Varma's wife comes to Rajendran's house and tells Rajendran that Sajitha is not in fact Varma's daughter but Varma wanted to make money by showing her and she would commit suicide if she does not come back after "marrying" Rajendran. Rajendran proclaims his innocence and the lady leaves crying. Rajendran phones Varma and scolds him. Rajendran sees Radhika crying. Radhika tells him she went to Varma's house to see the lady and she knows Rajendran is a bad person with many wives. Radhika takes her bag and walks away with Rajendran following her, but a gang kidnaps Radhika. Rajendran saddened by this development, goes to Ramanathan's guest house and finds Sajitha. Rajendran calls Varma to come to the guesthouse.

Varma with his thugs come and fight with Ramanathan, Appukuttan and Rajendran. The fight ends and Ramanathan tells that on the reception night itself, Sajitha revealed that she was not his wife and is beaten as punishment. Radhika was kidnapped by Ramanathan. Radhika goes with Appukuttan and Rajendran. While walking, Rajendran tells Radhika that he did all this to marry her to which Radhika says it would have been better if he had not lied.
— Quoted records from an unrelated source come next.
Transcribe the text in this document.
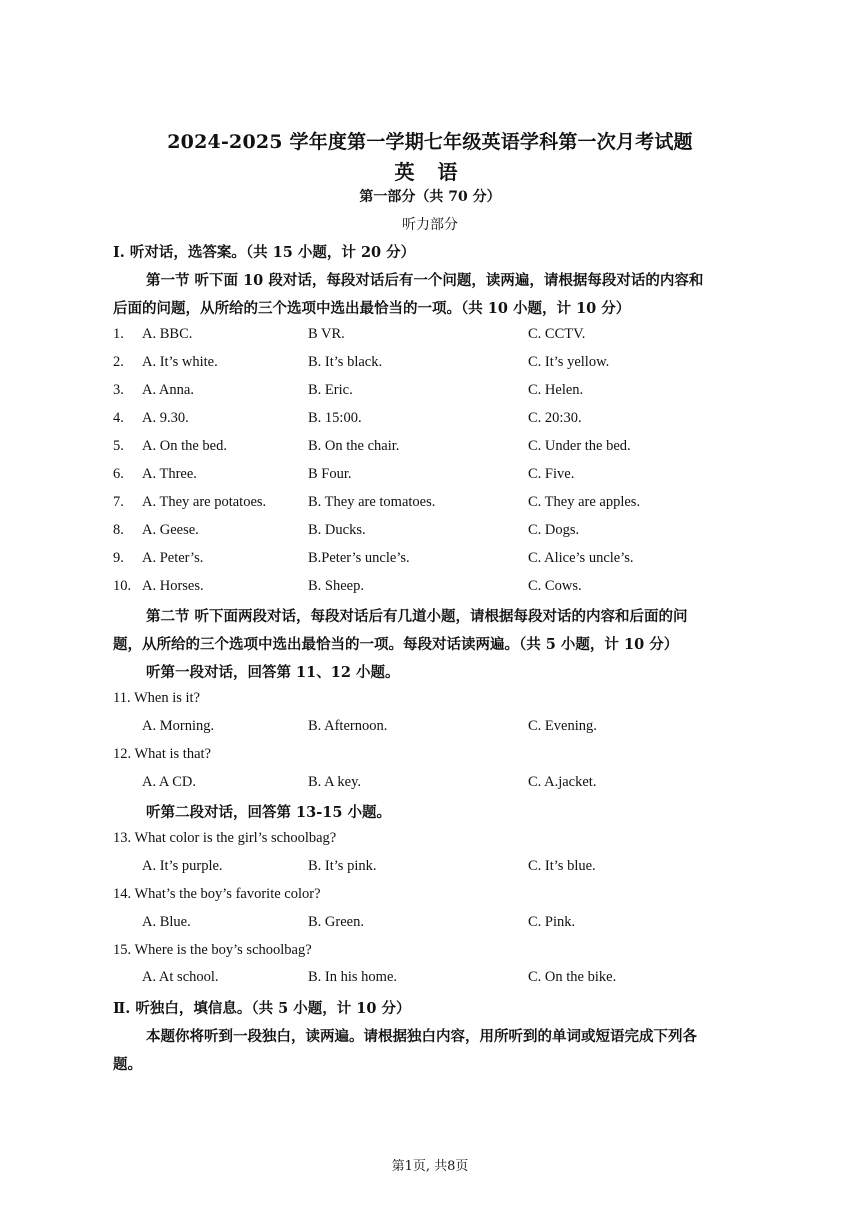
2024-2025 学年度第一学期七年级英语学科第一次月考试题
英 语
第一部分（共 70 分）
听力部分
Ⅰ. 听对话，选答案。（共 15 小题，计 20 分）
第一节 听下面 10 段对话，每段对话后有一个问题，读两遍，请根据每段对话的内容和
后面的问题，从所给的三个选项中选出最恰当的一项。（共 10 小题，计 10 分）
1. A. BBC.	B VR.	C. CCTV.
2. A. It’s white.	B. It’s black.	C. It’s yellow.
3. A. Anna.	B. Eric.	C. Helen.
4. A. 9.30.	B. 15:00.	C. 20:30.
5. A. On the bed.	B. On the chair.	C. Under the bed.
6. A. Three.	B Four.	C. Five.
7. A. They are potatoes.	B. They are tomatoes.	C. They are apples.
8. A. Geese.	B. Ducks.	C. Dogs.
9. A. Peter’s.	B.Peter’s uncle’s.	C. Alice’s uncle’s.
10. A. Horses.	B. Sheep.	C. Cows.
第二节 听下面两段对话，每段对话后有几道小题，请根据每段对话的内容和后面的问
题，从所给的三个选项中选出最恰当的一项。每段对话读两遍。（共 5 小题，计 10 分）
听第一段对话，回答第 11、12 小题。
11. When is it?
A. Morning.	B. Afternoon.	C. Evening.
12. What is that?
A. A CD.	B. A key.	C. A.jacket.
听第二段对话，回答第 13-15 小题。
13. What color is the girl’s schoolbag?
A. It’s purple.	B. It’s pink.	C. It’s blue.
14. What’s the boy’s favorite color?
A. Blue.	B. Green.	C. Pink.
15. Where is the boy’s schoolbag?
A. At school.	B. In his home.	C. On the bike.
Ⅱ. 听独白，填信息。（共 5 小题，计 10 分）
本题你将听到一段独白，读两遍。请根据独白内容，用所听到的单词或短语完成下列各
题。
第1页, 共8页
The film ends with Rajendran back in a peon's dress.

==Cast==
- Mukesh as Brittoli Rajendran
- Sreenivasan as Appukkuttan Menon, Rajendran's friend
- Vijayaraghavan as Managing Director Ramanathan, Rajendran and Appukuttan's friend
- Vani Viswanath as Radhika, Rajendran's love interest and wife
- Nirosha as Sajitha, drama artist
- K. P. A. C. Lalitha as Radhika's mother
- Oduvil Unnikrishnan as Radhika's father
- Sadiq as planter Ravi
- N. F. Varghese as Varma
- Zeenath as Rajendran's mother
- Kunchan as Narayanan
- Kanakalatha as Thankamma
- Spadikam George as Sub Inspector
- Poornima Indrajith as Rajani, office staff
- Sonia Baiju Kottarakara as Nancy

==Soundtrack==
The film includes songs composed by S. P. Venkitesh, with lyrics by Gireesh Puthenchery.
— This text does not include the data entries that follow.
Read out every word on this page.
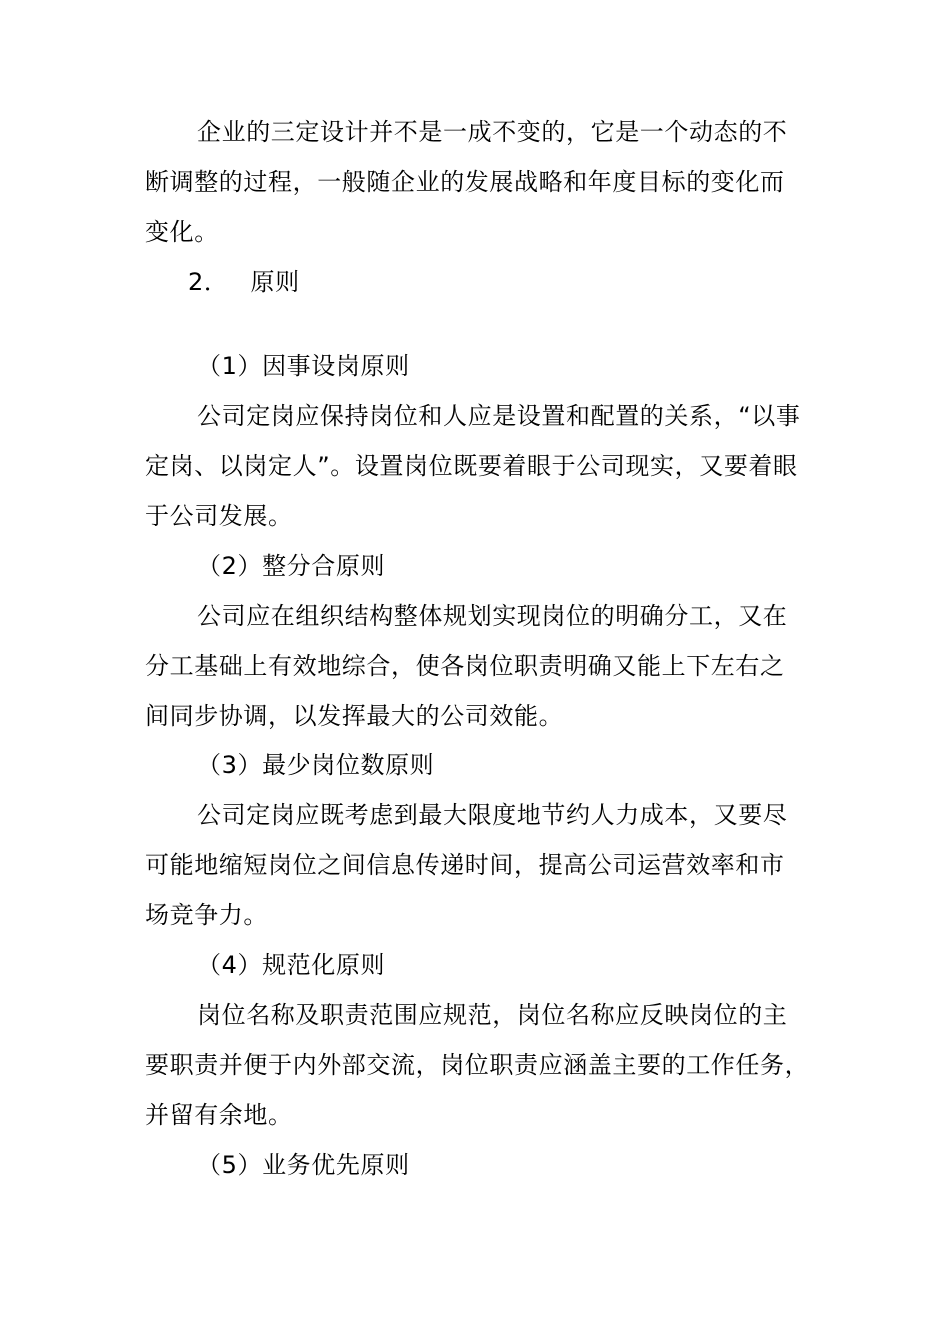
企业的三定设计并不是一成不变的，它是一个动态的不
断调整的过程，一般随企业的发展战略和年度目标的变化而
变化。
2． 原则
（1）因事设岗原则
公司定岗应保持岗位和人应是设置和配置的关系，“以事
定岗、以岗定人”。设置岗位既要着眼于公司现实，又要着眼
于公司发展。
（2）整分合原则
公司应在组织结构整体规划实现岗位的明确分工，又在
分工基础上有效地综合，使各岗位职责明确又能上下左右之
间同步协调，以发挥最大的公司效能。
（3）最少岗位数原则
公司定岗应既考虑到最大限度地节约人力成本，又要尽
可能地缩短岗位之间信息传递时间，提高公司运营效率和市
场竞争力。
（4）规范化原则
岗位名称及职责范围应规范，岗位名称应反映岗位的主
要职责并便于内外部交流，岗位职责应涵盖主要的工作任务，
并留有余地。
（5）业务优先原则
| Track | Title | Singer(s) | Notes |
|---|---|---|---|
| 1 | "Mangala Deepam Thiri Theliyum" | K. J. Yesudas, K. S. Chitra | Composer: S. P. Venkitesh |
| 2 | "Oru Ponkinaavinte" | Biju Narayanan | Composer: S. P. Venkitesh |

== Reception ==
On 13 October 2018, Aradhya Kurup of The News Minute, wrote, "In Vinayan's Sipayi Lahala, Mukesh plays a peon, who agrees to the demands of his womanizing boss to “allow” his wife to sleep with him for a promotion. Though Mukesh does hire a drama artist to play his wife to fool his boss, the exploitation invariably happens, and it's masterminded by the hero. A relevant issue that gets a dumbed down narrative.